Paglia uses this paragraph to show how this painting induces the viewers imagination. She describes Doria's stance as one that exemplifies control in the face of oncoming dangers, such as the sea or war. Doria's hair befits the style of an emperor - another detail that alludes to his power. These kind of details provide content to Bronzino's painting.
Paglia's pattern of historical context and a reading of one particular work allow her to focus on these relevant details. Throughout Glittering images she uses this pattern of describing one work of art in detail, in an attempt that it will be enough material to give the reader an idea of the entire movement.

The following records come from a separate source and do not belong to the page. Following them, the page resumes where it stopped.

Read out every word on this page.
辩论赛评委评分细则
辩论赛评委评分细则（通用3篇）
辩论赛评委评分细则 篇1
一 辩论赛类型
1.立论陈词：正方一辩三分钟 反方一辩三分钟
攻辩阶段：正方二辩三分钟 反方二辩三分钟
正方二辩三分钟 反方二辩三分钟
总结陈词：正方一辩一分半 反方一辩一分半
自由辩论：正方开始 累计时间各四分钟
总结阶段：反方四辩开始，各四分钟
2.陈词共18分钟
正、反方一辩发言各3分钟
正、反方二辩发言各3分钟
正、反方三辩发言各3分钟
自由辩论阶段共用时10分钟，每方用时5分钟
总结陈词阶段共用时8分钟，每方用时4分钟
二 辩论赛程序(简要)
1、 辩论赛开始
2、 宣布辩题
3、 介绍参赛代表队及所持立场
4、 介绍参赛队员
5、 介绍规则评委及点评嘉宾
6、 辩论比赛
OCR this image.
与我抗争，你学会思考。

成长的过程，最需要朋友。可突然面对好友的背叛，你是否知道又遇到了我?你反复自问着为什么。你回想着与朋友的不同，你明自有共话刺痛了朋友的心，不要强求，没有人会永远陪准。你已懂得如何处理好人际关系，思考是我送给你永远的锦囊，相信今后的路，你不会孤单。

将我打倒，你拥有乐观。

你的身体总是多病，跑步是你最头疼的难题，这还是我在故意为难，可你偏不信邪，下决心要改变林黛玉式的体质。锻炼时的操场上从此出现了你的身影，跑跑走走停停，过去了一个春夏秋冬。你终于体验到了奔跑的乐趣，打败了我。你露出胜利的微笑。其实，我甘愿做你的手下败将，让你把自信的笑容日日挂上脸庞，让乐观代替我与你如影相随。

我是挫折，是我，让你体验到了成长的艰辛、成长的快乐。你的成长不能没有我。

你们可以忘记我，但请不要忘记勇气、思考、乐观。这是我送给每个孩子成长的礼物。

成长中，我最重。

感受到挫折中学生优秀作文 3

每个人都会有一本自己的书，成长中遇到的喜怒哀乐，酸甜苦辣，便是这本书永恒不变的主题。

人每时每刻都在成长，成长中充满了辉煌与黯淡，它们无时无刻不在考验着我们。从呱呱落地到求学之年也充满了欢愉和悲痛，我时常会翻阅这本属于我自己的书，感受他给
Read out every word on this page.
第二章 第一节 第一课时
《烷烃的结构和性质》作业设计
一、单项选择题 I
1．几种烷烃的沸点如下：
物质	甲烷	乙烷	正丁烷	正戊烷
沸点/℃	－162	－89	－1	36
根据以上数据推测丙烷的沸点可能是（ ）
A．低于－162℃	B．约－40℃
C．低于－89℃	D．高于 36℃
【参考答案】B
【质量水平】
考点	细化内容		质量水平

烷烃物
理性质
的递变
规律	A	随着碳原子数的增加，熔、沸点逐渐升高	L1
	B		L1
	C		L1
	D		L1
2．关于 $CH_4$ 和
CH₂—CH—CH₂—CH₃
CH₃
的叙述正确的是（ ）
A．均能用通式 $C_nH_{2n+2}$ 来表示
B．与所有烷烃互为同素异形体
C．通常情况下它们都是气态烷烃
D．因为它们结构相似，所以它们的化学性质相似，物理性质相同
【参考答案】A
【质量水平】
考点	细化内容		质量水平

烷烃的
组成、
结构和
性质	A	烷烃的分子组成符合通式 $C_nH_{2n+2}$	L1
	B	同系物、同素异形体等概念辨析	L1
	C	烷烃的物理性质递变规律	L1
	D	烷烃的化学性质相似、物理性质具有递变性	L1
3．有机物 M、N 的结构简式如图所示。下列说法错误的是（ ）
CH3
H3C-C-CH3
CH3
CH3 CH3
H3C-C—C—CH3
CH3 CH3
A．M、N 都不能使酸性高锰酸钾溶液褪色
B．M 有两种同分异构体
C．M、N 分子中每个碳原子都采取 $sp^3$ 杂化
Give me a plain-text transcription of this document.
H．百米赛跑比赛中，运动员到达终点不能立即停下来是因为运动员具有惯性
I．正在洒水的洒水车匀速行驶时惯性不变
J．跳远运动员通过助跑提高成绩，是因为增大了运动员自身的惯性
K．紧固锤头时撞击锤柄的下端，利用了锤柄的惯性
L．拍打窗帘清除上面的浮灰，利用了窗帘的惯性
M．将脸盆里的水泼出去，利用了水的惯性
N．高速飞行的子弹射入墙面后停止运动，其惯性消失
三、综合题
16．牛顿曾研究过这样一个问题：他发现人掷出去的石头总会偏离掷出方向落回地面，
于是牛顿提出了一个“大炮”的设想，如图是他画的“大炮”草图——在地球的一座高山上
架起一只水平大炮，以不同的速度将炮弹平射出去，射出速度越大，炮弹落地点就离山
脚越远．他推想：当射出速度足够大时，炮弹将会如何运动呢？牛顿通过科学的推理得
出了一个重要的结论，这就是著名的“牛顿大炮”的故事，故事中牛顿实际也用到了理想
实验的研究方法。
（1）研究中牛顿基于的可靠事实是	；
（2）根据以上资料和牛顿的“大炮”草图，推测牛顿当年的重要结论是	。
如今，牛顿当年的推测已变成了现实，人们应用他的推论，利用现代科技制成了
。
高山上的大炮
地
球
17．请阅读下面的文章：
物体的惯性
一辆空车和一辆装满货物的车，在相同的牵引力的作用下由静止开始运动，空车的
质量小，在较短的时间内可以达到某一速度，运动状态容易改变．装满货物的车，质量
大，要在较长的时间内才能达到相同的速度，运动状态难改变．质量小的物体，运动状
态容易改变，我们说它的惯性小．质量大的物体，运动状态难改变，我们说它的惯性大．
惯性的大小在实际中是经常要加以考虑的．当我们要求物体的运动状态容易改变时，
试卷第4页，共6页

Paglia continues to dissect the painting, finding leadership in the placement of his index finger before concluding with this sentence,
"Bronzino's painting evades these problems by treating Doria's entire body, from his planted thigh, veiny forearms, and brawny shoulders to his hard brow and pouched eyes, as a tumescent column of sheer willpower."
The last paragraph illustrates how Mannerism is a development of the Greek nude. Telling the reader how the nude was perceived at the time and how each detail of the painting acted harmoniously to create a figure of strength and power, Paglia can make clear that this strategy is a hallmark of Mannerism.
Each chapter is precise in this way with a single work summarizing an entire movement. This book feels like one of tastes and samples of larger meals. This isn't necessarily a bad thing, and I may share a couple more samples with you. However I do wish she had included a bibliography, though based on the style of the book I can't really blame her for not doing so.